Germany is unique in Europe by not having a national mapping agency with one single data format. All spatial data is specified by the various Bundesland, each have their own format for map information, which is known as the EDBS format. This format is very complex and dates back to the mid ’70’s.
The City of Melle is located in the province of Lower Saxony which is a beautiful area of northwest Germany. Melle is a smaller city but carries one of largest jurisdictions in this region and has an overall population of 250,000. Melle is surrounded by rural areas and belongs to the Osnabruck district. The City of Melle council manages the environment very well and ensures that the beauty and cleanliness of the region is maintained to the highest standards. The council already have extensive experience of using GIS, and recently through a business partner and reseller of Cadcorp products, they procured 5 licences of Cadcorp SIS – Spatial Information System desktop software as a pilot system to determine its suitability for various Council departments.

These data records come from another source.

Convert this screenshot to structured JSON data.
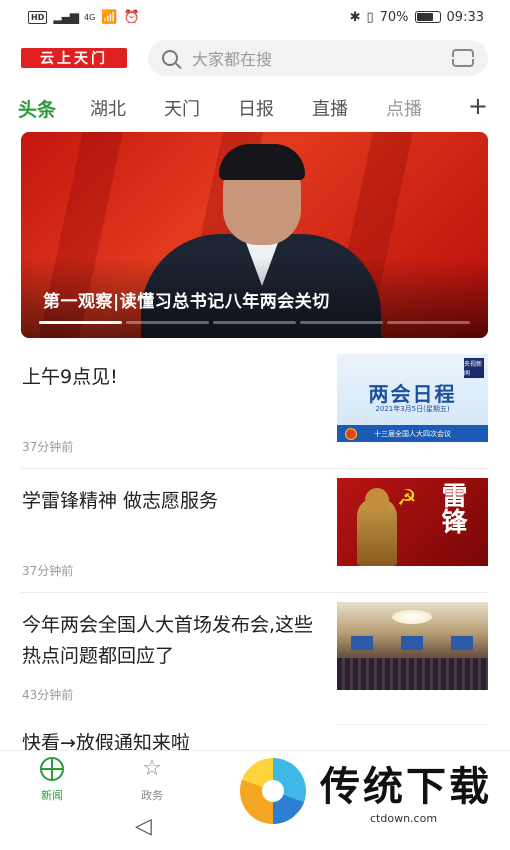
{
  "status_bar": {
    "network": "HD",
    "signal": "4G",
    "battery": "70%",
    "time": "09:33"
  },
  "header": {
    "logo": "云上天门",
    "search_placeholder": "大家都在搜"
  },
  "tabs": [
    {
      "label": "头条",
      "active": true
    },
    {
      "label": "湖北"
    },
    {
      "label": "天门"
    },
    {
      "label": "日报"
    },
    {
      "label": "直播"
    },
    {
      "label": "点播"
    }
  ],
  "tabs_add": "+",
  "banner": {
    "title": "第一观察|读懂习总书记八年两会关切",
    "slides": 5,
    "active_slide": 1
  },
  "news": [
    {
      "title": "上午9点见!",
      "time": "37分钟前",
      "thumb": {
        "heading": "两会日程",
        "date": "2021年3月5日(星期五)",
        "footer": "十三届全国人大四次会议",
        "badge": "央视新闻"
      }
    },
    {
      "title": "学雷锋精神 做志愿服务",
      "time": "37分钟前",
      "thumb": {
        "calligraphy": "雷锋"
      }
    },
    {
      "title": "今年两会全国人大首场发布会,这些热点问题都回应了",
      "time": "43分钟前",
      "thumb": {}
    },
    {
      "title": "快看→放假通知来啦",
      "time": ""
    }
  ],
  "bottom_nav": [
    {
      "label": "新闻",
      "active": true
    },
    {
      "label": "政务"
    }
  ],
  "watermark": {
    "brand": "传统下载",
    "url": "ctdown.com"
  },
  "colors": {
    "accent_green": "#2a9a3a",
    "logo_red": "#e02020"
  }
}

Melle have subsequently increased their use of Cadcorp products to build Intranet and Internet applications for the municipality based on planning applications, land use, amenities, local interest, route maps, and location maps. Cadcorp has also developed a translator to read the Lower Saxony EDBS data format and now working on formats for the rest of Germany.
Applications being tackled by the City of Melle include planning applications and their approval. By accessing information from the GIS database, the planning department can determine land ownership and make informed decisions on the available land and type of planning required. This could be for any use such as housing, industrial, recreational, and agricultural. Like many cities in Europe, the City of Melle is proud of its commitment to cycle routes to help provide an effective means of transportation that is both quick and environmentally friendly.
The use of Cadcorp SIS in this application is important for the city who wishes to ensure that the cycle routes are well defined and provide the citizens with the optimum route information. The system is used to build and maintain the symbology rules that ensure separation between cyclists and motorized transport. The system uses ‘hot-links’ on the street furniture to provide photographic information of the cycle network at strategic points.